On sait comment l’insurrection, un moment étouffée par les promptes mesures d’Ibrahim, fut ressuscitée par la propagande et par les armes de l’Angleterre. Le vieil émir Beschir, selon sa coutume invariable, attendit la fortune. Retiré dans son palais de Bettedin, il assista aux exploits des Francs et à la chute de la domination égyptienne ; puis, quand il vit où était définitivement la force, il passa aux Anglais, le 12 octobre 1840, et s’embarqua pour Malte avec tous ses trésors. Il vit aujourd’hui près de Constantinople, à Arnautkisny, dans une délicieuse résidence sur le Bosphore, avec une suite de quatre ou cinq cents hommes, et toujours prêt à rentrer dans la montagne.

Nous avons cru devoir tracer cette rapide esquisse de l’histoire des Druses et des Maronites pour éclaircir la situation actuelle des populations du Liban. On voit que, bien que dépendant nominalement de la Porte, elles ont cependant toujours joui d’une complète liberté politique, et qu’au premier rang de leurs priviléges se trouvait celui de n’être gouvernées que par un prince de leur nation. Quel a été le sort de la montagne depuis qu’elle s’est soustraite à la dure domination de Méhémet-Ali ? La Porte a repris avec les Druses et les Maronites sa politique séculaire, celle de la division. Elle a armé les païens et les chrétiens les uns contre les autres ; elle a lancé les adorateurs du veau sur les adorateurs du Christ, et les malheureuses populations du Liban n’ont fait qu’échanger l’oppression égyptienne contre l’anarchie ottomane. À peine les alliés avaient-ils remis les Turcs en possession de la Syrie, qu’ils se sont vus obligés de protester unanimement contre les excès commis par les troupes du sultan. Dès le 11 février 1841, les consuls d’Angleterre, d’Autriche, de Prusse et de Russie adressaient une note collective au séraskier, dans laquelle ils disaient : « Le pillage et les violences qu’ils (les Albanais) ont exercés sur leur passage ont répandu la terreur parmi les habitans ; dans plusieurs localités, ces derniers ont eu recours aux armes pour la défense de leurs habitations et l’honneur de leurs familles… Les soussignés s’attendent à ce que des mesures efficaces soient prises, afin de réprimer le renouvellement de ces désordres et de rassurer la population[1]. »

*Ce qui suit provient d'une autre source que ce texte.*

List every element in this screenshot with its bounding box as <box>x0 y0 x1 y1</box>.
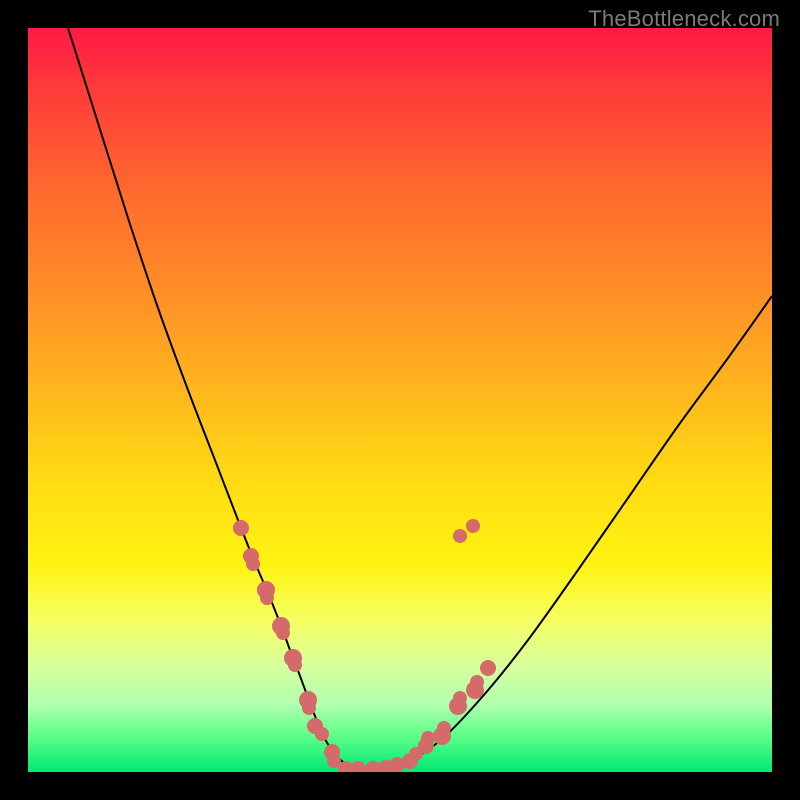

À la fin de l’année, les Druses, suscités par la Porte, descendaient par bandes dans les villages chrétiens et exterminaient les Maronites. Jamais la montagne n’avait présenté un tel spectacle de désolation. On a beaucoup parlé à cette occasion des intrigues anglaises ; nous avouons que nous n’en avons pas trouvé la trace, et que même nous aurions peine à en comprendre le but. L’Angleterre n’est pas plus intéressée que nous à la destruction des populations chrétiennes du Liban, et nous ne voyons pas, du reste, que sa diplomatie ait eu le plus grand succès en Orient depuis plus d’un an. Nous la trouvons d’abord en lutte avec le gouverneur envoyé en Syrie par la Porte, Izzet-Méhémet-Pacha, aujourd’hui grand-visir. C’est ce pacha qui avait autrefois livré Varna aux Russes, qu’on appelait le tyran d’Angora, et qui faisait donner cinq cents coups de bâton à son cuisinier parce qu’il avait mis

  1. Correspondence relative to the affairs of the Levant, part. III, 319.